On the basis of the current supervisory requirements, the available equity and risk capital requirements are calculated according to Solvency I.
As soon as Solvency II takes effect, the definition and calculation of available equity, capital requirements and management will be replaced by the standards of Solvency II.
The solvency ratio based on supervisory provisions was 287.1 per cent as at 31 December 2013. Eligible equity amounted to € 3,290.2 million, which includes eligible subordinated liabilities of € 250.0 million up to half of the equity requirement and eligible subordinated liabilities of € 286.5 million up to a quarter of the equity requirement. The solvency requirement was € 1,145.9 million. The supervisory and internal minimum capitalisation of 135.0 per cent has therefore been surpassed considerably.
4.1. Statutory requirements
Risk capital requirements and available equity are currently calculated according to Solvency I regulations. These will be replaced when the Solvency II provisions become effective. In order to guarantee a smooth transition between these two different calculation methods, the UNIQA Group has performed parallel calculations since 2008. A consequence of these efforts is an early Group-wide introduction of the new methods and processes. Gaps and shortcomings will thus be identified early and promptly rectified.
4.2. Internal capital base
The UNIQA Group defines its risk appetite on the basis of an “economic capital model” (ECM). The excessive coverage of quantifiable risks with eligible equity should soon amount to at least 150 per cent. In the long term, excess coverage of up to 170 per cent can be achieved.
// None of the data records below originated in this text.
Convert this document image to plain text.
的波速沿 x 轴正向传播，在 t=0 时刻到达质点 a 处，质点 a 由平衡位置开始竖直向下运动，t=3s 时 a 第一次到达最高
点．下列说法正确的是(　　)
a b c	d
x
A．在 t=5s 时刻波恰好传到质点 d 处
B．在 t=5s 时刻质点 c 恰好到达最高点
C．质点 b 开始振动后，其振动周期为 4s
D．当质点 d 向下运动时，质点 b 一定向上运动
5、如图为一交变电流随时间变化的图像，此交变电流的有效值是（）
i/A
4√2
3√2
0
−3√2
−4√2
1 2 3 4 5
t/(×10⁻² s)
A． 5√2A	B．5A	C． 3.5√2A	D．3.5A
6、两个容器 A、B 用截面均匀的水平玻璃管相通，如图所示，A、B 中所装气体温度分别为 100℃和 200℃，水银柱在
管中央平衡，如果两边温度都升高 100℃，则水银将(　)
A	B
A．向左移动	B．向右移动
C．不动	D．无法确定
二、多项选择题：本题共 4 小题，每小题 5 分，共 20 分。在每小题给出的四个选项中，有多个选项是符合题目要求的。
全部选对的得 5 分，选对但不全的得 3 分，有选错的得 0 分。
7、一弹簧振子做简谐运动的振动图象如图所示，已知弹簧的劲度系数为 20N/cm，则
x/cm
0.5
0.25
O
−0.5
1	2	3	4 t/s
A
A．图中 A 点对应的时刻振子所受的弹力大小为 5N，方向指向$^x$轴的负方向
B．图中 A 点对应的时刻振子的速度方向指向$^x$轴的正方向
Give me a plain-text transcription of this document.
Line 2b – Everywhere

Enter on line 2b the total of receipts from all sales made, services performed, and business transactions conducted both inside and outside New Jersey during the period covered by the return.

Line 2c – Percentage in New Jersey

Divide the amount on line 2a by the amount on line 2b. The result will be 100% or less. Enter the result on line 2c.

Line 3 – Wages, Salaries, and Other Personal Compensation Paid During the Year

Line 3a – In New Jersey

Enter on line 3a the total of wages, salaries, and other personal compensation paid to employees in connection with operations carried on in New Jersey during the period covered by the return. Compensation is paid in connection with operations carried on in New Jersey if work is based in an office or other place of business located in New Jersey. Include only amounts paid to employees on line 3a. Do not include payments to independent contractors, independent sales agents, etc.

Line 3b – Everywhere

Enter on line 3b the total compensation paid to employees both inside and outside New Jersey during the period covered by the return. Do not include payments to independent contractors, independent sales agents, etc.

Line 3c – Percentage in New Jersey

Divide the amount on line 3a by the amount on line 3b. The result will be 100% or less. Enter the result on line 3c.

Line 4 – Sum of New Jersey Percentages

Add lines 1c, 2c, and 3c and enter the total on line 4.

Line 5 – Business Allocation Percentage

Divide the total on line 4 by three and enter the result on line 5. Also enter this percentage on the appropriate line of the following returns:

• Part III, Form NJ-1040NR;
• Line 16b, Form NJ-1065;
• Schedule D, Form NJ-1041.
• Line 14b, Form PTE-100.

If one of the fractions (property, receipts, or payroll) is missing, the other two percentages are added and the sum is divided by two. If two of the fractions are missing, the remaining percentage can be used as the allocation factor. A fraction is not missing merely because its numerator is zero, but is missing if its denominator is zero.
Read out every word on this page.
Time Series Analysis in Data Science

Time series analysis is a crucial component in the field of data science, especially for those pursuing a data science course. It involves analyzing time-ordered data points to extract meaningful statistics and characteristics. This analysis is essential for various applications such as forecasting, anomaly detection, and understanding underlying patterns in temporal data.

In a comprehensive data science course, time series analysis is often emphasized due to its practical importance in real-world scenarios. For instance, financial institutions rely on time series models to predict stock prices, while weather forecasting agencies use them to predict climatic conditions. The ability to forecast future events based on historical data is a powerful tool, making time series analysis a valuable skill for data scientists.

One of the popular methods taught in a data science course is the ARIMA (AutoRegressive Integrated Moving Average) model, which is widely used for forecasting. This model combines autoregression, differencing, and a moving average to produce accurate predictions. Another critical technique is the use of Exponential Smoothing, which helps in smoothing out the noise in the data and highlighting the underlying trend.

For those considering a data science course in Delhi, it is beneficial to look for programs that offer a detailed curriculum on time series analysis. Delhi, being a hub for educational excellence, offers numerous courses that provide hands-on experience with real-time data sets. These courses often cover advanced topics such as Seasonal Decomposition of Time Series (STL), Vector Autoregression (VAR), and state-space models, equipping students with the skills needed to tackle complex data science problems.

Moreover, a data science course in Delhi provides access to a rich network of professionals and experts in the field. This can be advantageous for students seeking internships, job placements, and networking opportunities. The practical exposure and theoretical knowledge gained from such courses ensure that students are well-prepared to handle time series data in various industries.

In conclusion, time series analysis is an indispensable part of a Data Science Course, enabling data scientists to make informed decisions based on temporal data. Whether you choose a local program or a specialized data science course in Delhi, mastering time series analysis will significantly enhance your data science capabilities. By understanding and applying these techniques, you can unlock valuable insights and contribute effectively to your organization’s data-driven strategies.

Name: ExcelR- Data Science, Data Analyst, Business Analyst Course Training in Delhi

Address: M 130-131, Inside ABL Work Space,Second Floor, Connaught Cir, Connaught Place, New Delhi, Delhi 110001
On 30 June 2013, and therefore before the placement of the supplementary capital bond in July 2013 and the capital increase in October 2013, the solvency ratio according to the ECM was 118.7 per cent. Taking into account the capital increase and the supplementary capital of € 150.0 million, the “pro forma solvency ratio” is 149.9 per cent. Further details can be found in the ECM report (from May 2014).
4.3. Standard & Poor’s model
In addition to regulatory and internal provisions, capital requirements of an external rating agency are also considered in order to present creditworthiness objectively/make it comparable. Therefore, the UNIQA Group is regularly rated by the rating agency Standard & Poor’s. In October 2013, the latter upgraded the UNIQA Group’s rating to “A-” and those of UNIQA Österreich Versicherungen AG and UNIQA Re AG to “A”, each with a stable outlook. At the same time, the rating of the hybrid capital bond issued by UNIQA in July this year was raised a notch to “BBB”. The UNIQA Group considers the effects on its rating in its capital planning process with the aim of improving it in future.
UNIQA operates the purely quantitative rating model of Standard & Poor’s independently. The firm goal is to hold a minimum rating of “AA” mathematically.